Boerum also noted that many people complained that the “stealth” campaign, targeting supporters and urging them to get out and vote, didn’t work. “They’re wrong,” he said. “What happened is, we ran out of money. We missed it by 1,400 votes.” At the meeting he’d handed out a table, which he said described but did not explain the voter turn-out discrepancies between the successful Measure B and the failed Measure F. The table showed the number of registered voters had barely changed from 20,148, for Measure B, to 20,138 for Measure F. But the number of ballots fell off sharply, from 10,893 to 9,915. It was that, he said, that caused the disappointing 61.8 percent “yes” vote. The chart showed that Measure B had gotten 8,058 “yes” votes cast, to the 6,102 “yes” votes cast for Measure F. The problem,” he said, “was that we ran out of money.” The campaign for Measure B had cost $105,000 in contributions, but they’d had only $73,600 for Measure F. “Obviously,” he said, “these were two different kinds of turnout.”
At the meeting, discussion among the board members proceeded along two lines of thought. First, go back to the public for some amount of financing – either right away, or perhaps in November. And second, as Boerum advised: take whatever steps are necessary to get and keep the Carinalli land. While Boerum said he made a written appeal for this, the sentiment for it on the board was not very strong.
The public comments ranged from one supporter of Measure F, who said if the board made clear to the public that the objective is to upgrade and stabilize the facility, they could pass the bond, to another who said the board needed to talk less and listen more. Another thought that while the ER issue is understood, the hospital issue is not understood, and that a coalition should be brought back. Another said if another bond was put in, there needed to be a better public relations campaign to explain it properly. Another said it was a myth that the Chamber of Commerce was against the hospital – that business generally supports the hospital.

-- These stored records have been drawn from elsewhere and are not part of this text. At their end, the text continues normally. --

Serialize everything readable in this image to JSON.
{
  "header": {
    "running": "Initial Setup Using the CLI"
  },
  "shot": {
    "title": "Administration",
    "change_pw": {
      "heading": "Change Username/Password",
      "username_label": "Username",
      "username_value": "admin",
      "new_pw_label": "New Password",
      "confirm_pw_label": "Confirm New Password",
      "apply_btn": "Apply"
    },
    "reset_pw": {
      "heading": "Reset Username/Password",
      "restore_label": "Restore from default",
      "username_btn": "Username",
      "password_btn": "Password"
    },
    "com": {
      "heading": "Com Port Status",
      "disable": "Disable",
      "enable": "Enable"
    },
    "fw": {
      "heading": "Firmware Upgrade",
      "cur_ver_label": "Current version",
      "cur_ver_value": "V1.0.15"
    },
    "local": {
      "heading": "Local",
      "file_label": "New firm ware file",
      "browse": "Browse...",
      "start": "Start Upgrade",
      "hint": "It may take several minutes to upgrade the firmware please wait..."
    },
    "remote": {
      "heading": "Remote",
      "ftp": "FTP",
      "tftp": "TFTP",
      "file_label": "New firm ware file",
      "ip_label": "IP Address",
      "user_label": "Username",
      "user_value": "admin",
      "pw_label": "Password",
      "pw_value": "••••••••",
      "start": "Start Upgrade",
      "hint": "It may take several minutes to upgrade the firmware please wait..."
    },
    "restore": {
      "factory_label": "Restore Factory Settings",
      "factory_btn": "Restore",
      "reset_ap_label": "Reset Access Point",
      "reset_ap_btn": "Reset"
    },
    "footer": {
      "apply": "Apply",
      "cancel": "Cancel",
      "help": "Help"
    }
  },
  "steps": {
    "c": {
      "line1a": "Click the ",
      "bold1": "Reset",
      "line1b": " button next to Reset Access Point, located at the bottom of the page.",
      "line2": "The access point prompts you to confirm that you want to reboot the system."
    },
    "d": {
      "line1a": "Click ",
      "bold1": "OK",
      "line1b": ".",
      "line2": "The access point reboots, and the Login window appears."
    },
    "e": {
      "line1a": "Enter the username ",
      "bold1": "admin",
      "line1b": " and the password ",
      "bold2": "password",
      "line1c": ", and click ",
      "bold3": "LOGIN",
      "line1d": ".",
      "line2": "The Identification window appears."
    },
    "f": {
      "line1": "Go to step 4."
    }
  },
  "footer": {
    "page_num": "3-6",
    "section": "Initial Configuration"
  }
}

On Monday, over a cup of hospital cafeteria coffee, Bob Cannard described the problem this way: “The request was for two things. If they said we’d only use the money for upgrading the current hospital and none of the money would be used for planning or considering or building a new hospital, it would succeed. The people in this valley will vote for upgrading the hospital physically, for upgrading the programs in the hospital, the equipment in the hospital, the staff in the hospital – and that bond will pass.” But the people will not support a bond that includes money for planning for a new hospital and purchasing property for a new hospital. “I meet three times a week with a group of doctors who account for more than 80 percent of the patients in the hospital, and they all feel the same way. They’ve been systematically ignored for the last 10 years, and their advice has never been followed, and no bond will pass until it is.”
Dr. Robert Harf, who sat down with Cannard and a few other physicians, objected to the tactics and the timing. “We spent $85,000 on a bond, on an election that should not have taken place at this time. It should have been on a federal ballot, so we could have gotten 25,000 or 30,000. Then you might have gotten your two-thirds. But the people who turned out were the interested parties on both sides.” He was emphatic that people support the hospital. “People do support the hospital. People support this hospital! But this is a very bad time to be passing a bond,” he said. “I don’t have a problem with trying to secure land and trying to bolster the infrastructure with the hospital. I don’t have a problem with that. It’s a matter of timing.” There were other considerations as well. Dr. Bob Geiger said, “If you build a bigger hospital in an area where the patient base is not getting bigger, I’m confused. You need to figure out what’s actually happening, and respond to what’s actually happening.”
Hospital CFO Jim McSweeney, in a later interview, said that demographic studies had been done. “We assume one percent per year growth. But that’s not the biggest factor. The biggest factor is the aging of the population. The biggest single age group is between 55 and 65. People in that segment use health care services more frequently than those in other age groups. So I disagree with their assumption.”
Hospital spokesman Bob Rice said CEO Carl Gerlach will go over these and other details in the report he will present at the next board meeting on Wednesday, April 30, to be carried on SVTV27.